Our trip to the dump yesterday was good. One load down and a few more to go!
The pool party was lots of fun as usual. Lots of food, lots of laughs and lots of wine, of course. I didn’t win any of the quarters though so will have to practice my pool shots for next year.
One of the fun things is always the husbands giving wives advice on where to hit the ball, which ball to hit….inevitably the shot doesn’t work out and that “fun squabble” about women not listening and men thinking they know everything….all the girls groaning when one of the guys says something and then the threats of where they’ll be sleeping later….just all that fun stuff.
It was OK though…I really did have a lot of fun but a couple times I did find that those tears were very close to the surface and could have came on in a second. That will happen a lot from now on.
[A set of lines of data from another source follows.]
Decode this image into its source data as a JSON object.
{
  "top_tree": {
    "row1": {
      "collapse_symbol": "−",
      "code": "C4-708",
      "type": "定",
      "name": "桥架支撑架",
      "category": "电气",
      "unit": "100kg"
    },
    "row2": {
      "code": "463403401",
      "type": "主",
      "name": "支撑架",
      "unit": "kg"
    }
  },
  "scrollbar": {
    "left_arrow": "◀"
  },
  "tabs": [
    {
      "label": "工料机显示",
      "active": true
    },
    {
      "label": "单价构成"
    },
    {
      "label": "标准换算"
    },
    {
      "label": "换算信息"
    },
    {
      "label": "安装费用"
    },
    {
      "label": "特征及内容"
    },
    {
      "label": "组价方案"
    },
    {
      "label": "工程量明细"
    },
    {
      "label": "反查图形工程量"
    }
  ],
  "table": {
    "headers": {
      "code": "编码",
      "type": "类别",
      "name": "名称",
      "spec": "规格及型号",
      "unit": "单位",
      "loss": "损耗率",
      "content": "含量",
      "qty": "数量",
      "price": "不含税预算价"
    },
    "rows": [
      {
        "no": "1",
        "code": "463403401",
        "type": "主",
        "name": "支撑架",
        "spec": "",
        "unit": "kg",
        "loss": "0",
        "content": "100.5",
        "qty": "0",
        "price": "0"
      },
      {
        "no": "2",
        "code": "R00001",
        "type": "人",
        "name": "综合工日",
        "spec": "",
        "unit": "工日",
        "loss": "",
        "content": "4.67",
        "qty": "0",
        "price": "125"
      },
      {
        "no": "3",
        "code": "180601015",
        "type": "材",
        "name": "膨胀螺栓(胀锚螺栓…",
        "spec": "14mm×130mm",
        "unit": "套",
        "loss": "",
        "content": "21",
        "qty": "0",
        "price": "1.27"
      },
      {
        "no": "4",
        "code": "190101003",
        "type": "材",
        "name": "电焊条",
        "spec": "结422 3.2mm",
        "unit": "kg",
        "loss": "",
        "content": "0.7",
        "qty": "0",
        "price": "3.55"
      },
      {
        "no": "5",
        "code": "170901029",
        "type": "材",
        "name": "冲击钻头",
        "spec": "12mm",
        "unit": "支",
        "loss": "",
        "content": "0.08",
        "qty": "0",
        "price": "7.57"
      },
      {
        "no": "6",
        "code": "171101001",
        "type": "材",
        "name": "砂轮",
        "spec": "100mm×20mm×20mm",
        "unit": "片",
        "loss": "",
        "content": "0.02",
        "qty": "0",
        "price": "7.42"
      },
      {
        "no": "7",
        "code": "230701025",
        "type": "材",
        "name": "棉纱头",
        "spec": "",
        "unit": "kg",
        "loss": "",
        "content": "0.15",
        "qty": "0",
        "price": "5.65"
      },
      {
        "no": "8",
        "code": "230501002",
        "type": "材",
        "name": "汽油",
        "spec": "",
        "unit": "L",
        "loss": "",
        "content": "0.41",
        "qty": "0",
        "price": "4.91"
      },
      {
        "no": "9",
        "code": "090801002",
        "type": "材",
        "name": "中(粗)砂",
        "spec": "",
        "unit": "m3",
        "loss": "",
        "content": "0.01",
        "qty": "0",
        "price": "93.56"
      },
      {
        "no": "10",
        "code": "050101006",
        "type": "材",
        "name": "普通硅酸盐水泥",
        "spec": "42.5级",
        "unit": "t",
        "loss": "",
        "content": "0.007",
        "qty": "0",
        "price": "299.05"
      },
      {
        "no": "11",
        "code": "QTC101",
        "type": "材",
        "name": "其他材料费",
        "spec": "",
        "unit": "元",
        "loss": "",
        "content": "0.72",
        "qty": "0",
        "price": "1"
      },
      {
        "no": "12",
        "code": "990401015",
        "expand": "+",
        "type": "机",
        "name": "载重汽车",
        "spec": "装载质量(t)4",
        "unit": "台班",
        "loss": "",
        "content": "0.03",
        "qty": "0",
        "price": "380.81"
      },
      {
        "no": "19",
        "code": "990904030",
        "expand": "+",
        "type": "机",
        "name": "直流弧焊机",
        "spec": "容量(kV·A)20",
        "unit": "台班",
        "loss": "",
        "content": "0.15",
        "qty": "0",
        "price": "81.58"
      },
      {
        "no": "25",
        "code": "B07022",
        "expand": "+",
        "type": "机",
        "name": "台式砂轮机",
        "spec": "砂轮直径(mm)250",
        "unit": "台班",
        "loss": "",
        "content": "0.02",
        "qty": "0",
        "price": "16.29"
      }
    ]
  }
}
Yesterday while Bev and I were waiting in line at the dump, we started talking about my brother-in-laws picking up the Grandpa thing for our grandkids. I remember the day of the Celebration and we were all at my SIL’s place….the little kids were all playing in the backyard. My BIL was pushing our little guy on the swing…..that was so hard to watch because I know Ken would have been down there in a second doing exactly that. Bev and I talked about that….we both cried. There are so many things that are hard but that is one of the worst for me….I hope my BIL’s step up to the plate….I’m sure they will but they just won’t be “there” as often as Grandpa would have been.
This afternoon I’m going a Celebration of Life for a friend who passed away a few weeks after Ken. They were friends that we hadn’t seen for a while…..they retired and were off to Mexico and in their motorhome a lot. His wife and have a reconnected and I know what she’s going through this morning in anticipation of today. I’m a little worried about me and how I’ll deal with this….I don’t know. I need to go for her because I know how comforting it was to see everyone that came to Ken’s. That was important to me.
I’m meeting another friend for dinner after, which will be fun and lighten the day.
I do miss my laptop….a lot. The iPad mini with the keyboard (now fully charged) is good but I don’t have things like excel or word on here….or any Apple equivalent that I know of. I’m glad I have the mini keyboard…but I do miss my mouse. This touch screen stuff can be a pain when you just very slightly miss touching what you thought you were going to touch….argh.
I’m posting this without rereading it because I can’t seem to hit the preview button….argh again!!! My brother is going to check out my laptop tomorrow….I hope he can rescue it!